First of all, sorry for such a long message! I’m pretty sure nobody has the patience to read all that…

Anyway, I am pleased to report that I was able to make progress on most of the issues mentioned above. The most important thing that I was missing was that I can subdivide the physical machines into LXD containers and deploy application units to them. This works out of the box an is as easy as using placement directives juju add-unit <application> --to lxd:0 deploys the unit to a new LXD container launched at machine 0.

Using LXD containers gets around port conflicts because each container gets it’s own IP address. Another benefit is that each containers gets it’s own Juju agent which allows running more management operations in parallel. When units are co-located on a single machine, Juju agents performs queued operations sequentially.

I found out that you cannot co-locate kubernetes-worker and kubernetes-control-plane in the same machine.
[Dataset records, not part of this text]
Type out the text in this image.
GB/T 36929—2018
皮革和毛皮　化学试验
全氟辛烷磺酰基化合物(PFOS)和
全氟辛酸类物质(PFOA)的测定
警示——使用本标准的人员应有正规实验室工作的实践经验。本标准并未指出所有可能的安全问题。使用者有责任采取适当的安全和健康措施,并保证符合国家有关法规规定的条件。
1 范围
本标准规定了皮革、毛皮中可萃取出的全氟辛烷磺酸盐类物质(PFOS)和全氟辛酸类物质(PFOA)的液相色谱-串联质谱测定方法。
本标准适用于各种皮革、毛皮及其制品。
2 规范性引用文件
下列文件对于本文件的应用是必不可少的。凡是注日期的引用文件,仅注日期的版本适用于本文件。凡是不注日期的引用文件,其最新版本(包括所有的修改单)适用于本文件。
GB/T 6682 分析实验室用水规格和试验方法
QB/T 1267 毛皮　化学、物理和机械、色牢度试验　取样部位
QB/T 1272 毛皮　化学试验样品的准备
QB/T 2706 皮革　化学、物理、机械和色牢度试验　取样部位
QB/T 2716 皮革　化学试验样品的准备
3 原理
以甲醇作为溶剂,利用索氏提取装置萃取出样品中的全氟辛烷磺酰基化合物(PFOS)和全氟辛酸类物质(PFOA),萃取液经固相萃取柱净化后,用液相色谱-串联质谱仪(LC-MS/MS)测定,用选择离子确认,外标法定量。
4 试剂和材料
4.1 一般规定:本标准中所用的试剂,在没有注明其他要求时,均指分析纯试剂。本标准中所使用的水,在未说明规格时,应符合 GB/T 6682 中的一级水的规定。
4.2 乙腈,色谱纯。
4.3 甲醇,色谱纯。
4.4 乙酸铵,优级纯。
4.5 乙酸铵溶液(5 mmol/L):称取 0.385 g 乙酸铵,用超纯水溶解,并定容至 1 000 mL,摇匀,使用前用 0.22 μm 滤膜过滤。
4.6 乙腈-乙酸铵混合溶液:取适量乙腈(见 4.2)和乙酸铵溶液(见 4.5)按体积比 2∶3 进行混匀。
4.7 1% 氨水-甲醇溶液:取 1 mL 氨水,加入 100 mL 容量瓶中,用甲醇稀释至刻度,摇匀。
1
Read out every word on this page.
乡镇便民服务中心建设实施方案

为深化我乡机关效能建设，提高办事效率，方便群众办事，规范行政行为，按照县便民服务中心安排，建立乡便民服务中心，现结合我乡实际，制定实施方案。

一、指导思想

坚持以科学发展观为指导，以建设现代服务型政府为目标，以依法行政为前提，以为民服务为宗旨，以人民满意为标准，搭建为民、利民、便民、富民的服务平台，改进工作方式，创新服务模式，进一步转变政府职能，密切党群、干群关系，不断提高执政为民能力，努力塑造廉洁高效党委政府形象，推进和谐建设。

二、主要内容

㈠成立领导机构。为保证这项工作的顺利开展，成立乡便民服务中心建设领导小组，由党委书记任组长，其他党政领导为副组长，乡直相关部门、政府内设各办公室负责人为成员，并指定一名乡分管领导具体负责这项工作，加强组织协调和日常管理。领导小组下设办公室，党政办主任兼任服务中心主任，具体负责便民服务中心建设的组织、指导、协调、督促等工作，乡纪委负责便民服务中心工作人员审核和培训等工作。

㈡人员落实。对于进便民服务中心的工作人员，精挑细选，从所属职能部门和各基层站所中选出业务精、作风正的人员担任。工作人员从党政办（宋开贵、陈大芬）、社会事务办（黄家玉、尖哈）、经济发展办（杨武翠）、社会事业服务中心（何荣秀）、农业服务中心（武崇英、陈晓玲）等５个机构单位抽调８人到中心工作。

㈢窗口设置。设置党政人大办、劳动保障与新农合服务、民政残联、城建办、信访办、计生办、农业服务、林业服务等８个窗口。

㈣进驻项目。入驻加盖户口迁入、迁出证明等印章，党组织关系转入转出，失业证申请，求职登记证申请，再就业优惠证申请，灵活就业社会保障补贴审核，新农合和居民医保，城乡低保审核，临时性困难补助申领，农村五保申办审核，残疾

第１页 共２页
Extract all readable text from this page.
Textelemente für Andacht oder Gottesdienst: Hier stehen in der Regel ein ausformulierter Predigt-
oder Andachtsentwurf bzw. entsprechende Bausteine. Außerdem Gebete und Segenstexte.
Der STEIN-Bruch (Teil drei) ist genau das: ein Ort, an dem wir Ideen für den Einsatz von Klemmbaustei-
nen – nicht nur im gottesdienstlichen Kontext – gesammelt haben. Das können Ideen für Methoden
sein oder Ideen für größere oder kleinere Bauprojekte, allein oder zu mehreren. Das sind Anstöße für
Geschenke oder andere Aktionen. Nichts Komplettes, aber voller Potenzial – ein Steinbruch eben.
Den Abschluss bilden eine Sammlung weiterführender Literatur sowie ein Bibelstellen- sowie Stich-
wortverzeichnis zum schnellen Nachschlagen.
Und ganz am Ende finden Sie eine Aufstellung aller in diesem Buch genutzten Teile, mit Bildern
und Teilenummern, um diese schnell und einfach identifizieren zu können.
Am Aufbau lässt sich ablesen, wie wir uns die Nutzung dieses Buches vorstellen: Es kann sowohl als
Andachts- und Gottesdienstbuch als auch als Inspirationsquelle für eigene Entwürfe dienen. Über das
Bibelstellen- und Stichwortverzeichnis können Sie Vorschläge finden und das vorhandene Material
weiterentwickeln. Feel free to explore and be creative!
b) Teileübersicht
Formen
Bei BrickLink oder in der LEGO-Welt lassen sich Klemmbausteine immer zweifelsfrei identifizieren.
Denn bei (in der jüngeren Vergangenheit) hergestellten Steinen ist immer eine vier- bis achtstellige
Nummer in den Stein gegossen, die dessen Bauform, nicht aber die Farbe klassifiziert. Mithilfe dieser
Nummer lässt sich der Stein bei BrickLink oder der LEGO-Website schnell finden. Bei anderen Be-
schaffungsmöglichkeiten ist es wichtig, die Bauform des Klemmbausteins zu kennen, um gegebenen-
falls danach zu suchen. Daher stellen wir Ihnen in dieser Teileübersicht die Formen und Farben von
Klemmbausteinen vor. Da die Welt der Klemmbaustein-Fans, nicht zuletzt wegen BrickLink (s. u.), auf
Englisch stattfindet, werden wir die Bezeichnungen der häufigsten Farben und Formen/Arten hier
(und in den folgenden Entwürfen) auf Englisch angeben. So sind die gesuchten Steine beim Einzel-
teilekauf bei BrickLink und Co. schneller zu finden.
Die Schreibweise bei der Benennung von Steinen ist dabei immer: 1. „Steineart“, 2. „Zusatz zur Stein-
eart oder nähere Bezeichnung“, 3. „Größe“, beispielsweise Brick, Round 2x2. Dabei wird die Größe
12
This might be a naming problem, or maybe some implementation details are clashing, so just confine them in LXD containers instead. You might wonder if you can run containerd and spawn more containers from inside a LXD container but in fact you can!

Another thing I was confused about were the ports of kubeapi-load-balancer. Both 443 and 6443 are forwarded to port 6443 of kubernetes-control-plane. Kubeconfig files generated by kubernetes-control-plane are using port 6443, but you can switch manually to port 443 an it will also work. If think that the load balancer should probably listen on one port, but that’s just a minor wart.